DALLAS— Michael Joseph Carr, 25, of Grand Prairie, Texas, was sentenced yesterday by U.S. District Judge Jane J. Boyle to serve 210 months (17.5 years) in federal prison, following his guilty plea in December 2015 to one count of enticement of a minor, announced U.S. Attorney John Parker of the Northern District of Texas.
Carr has been in federal custody since his arrest in May 2015 on a related federal criminal complaint.
According to documents filed in the case, on March 24, 2015, officers with the Grand Prairie Police Department responded to a call regarding a 15-year-old female who was missing from her guardian’s residence. While driving through the neighborhood, officers observed a suspicious vehicle parked at a church on Tamara Lane in Grand Prairie. Two individuals occupied the rear passenger area. The male occupant, later identified as Carr, opened the door and immediately began apologizing. The other occupant was identified as the missing girl, Jane Doe, who stated she and Carr met on an online social media website.
A subsequent search of Jane Doe’s mobile device revealed that she was using the Kik instant messaging application to engage in sexually explicit communications with another Kik user, later identified as Carr. Carr admits that he used the Internet, Kik and his cell phone to entice Jane Doe to engage in sexual activity with him.
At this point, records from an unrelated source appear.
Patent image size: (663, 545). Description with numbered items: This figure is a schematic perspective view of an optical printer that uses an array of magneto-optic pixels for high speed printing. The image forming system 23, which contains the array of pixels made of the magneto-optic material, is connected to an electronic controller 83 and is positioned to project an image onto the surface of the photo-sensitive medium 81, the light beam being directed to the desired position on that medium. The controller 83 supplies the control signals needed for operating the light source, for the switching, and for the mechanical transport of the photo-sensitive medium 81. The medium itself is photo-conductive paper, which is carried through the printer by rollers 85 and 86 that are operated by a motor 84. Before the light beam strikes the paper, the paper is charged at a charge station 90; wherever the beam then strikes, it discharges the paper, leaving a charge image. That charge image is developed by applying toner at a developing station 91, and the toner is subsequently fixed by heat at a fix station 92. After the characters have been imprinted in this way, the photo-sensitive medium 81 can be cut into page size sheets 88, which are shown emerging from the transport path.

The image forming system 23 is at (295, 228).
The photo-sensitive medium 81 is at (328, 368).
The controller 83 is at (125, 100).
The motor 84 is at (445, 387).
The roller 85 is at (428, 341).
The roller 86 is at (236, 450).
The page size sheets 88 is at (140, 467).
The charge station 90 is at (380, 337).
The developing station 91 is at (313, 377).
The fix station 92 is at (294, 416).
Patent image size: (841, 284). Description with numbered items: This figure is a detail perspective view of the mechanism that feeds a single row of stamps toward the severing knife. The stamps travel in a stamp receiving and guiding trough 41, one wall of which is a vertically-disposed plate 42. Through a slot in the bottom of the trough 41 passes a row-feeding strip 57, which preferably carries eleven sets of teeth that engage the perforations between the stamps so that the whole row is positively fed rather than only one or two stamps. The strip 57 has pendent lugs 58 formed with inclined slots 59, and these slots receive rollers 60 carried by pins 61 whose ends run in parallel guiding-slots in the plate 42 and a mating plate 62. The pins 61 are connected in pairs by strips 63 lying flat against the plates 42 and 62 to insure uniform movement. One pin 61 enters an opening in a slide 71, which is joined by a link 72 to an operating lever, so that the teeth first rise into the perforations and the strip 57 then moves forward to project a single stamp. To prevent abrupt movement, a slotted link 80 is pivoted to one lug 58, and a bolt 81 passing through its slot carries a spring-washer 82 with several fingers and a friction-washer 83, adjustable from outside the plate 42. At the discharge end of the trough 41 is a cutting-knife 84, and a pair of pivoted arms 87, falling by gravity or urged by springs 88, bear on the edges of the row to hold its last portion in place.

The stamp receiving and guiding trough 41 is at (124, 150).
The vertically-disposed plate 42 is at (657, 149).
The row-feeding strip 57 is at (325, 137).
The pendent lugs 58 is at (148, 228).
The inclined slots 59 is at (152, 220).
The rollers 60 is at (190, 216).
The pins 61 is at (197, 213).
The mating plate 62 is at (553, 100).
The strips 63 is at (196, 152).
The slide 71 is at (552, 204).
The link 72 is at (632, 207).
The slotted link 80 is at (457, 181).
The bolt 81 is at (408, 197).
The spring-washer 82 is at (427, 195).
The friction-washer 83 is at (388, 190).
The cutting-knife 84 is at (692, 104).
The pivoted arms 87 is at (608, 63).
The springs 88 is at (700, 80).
This year marks the 10th anniversary of the Project Safe Childhood (PSC) initiative. PSC is a department initiative launched in May 2006 that aims to combat the proliferation of technology-facilitated sexual exploitation crimes against children. Led by U.S. Attorneys’ Offices and the Criminal Division’s Child Exploitation and Obscenity Section, PSC marshals federal, state, tribal and local resources to better locate, apprehend and prosecute individuals who exploit children via the Internet, as well as to identify and rescue victims. Since FY 2011, the Department of Justice has filed 20,260 Project Safe Childhood (PSC) cases against 19,111 defendants. These cases include prosecutions of child sex trafficking; sexual abuse of a minor or ward; child pornography offenses; obscene visual representation of the sexual abuse of children; selling or buying of children; and many more statutes. To learn more about PSC’s work, please visit: https://www.justice.gov/psc.
For more information regarding the National Strategy to Combat Child Exploitation, Prevention and Interdiction, please visit: https://www.justice.gov/psc/national-strategy-child-exploitation-prevention-and-interdiction.
The Grand Prairie Police Department and U.S. Immigration and Customs Enforcement’s (ICE) Homeland Security Investigations (HSI) investigated. Assistant U.S. Attorney Camille Sparks was in charge of the prosecution.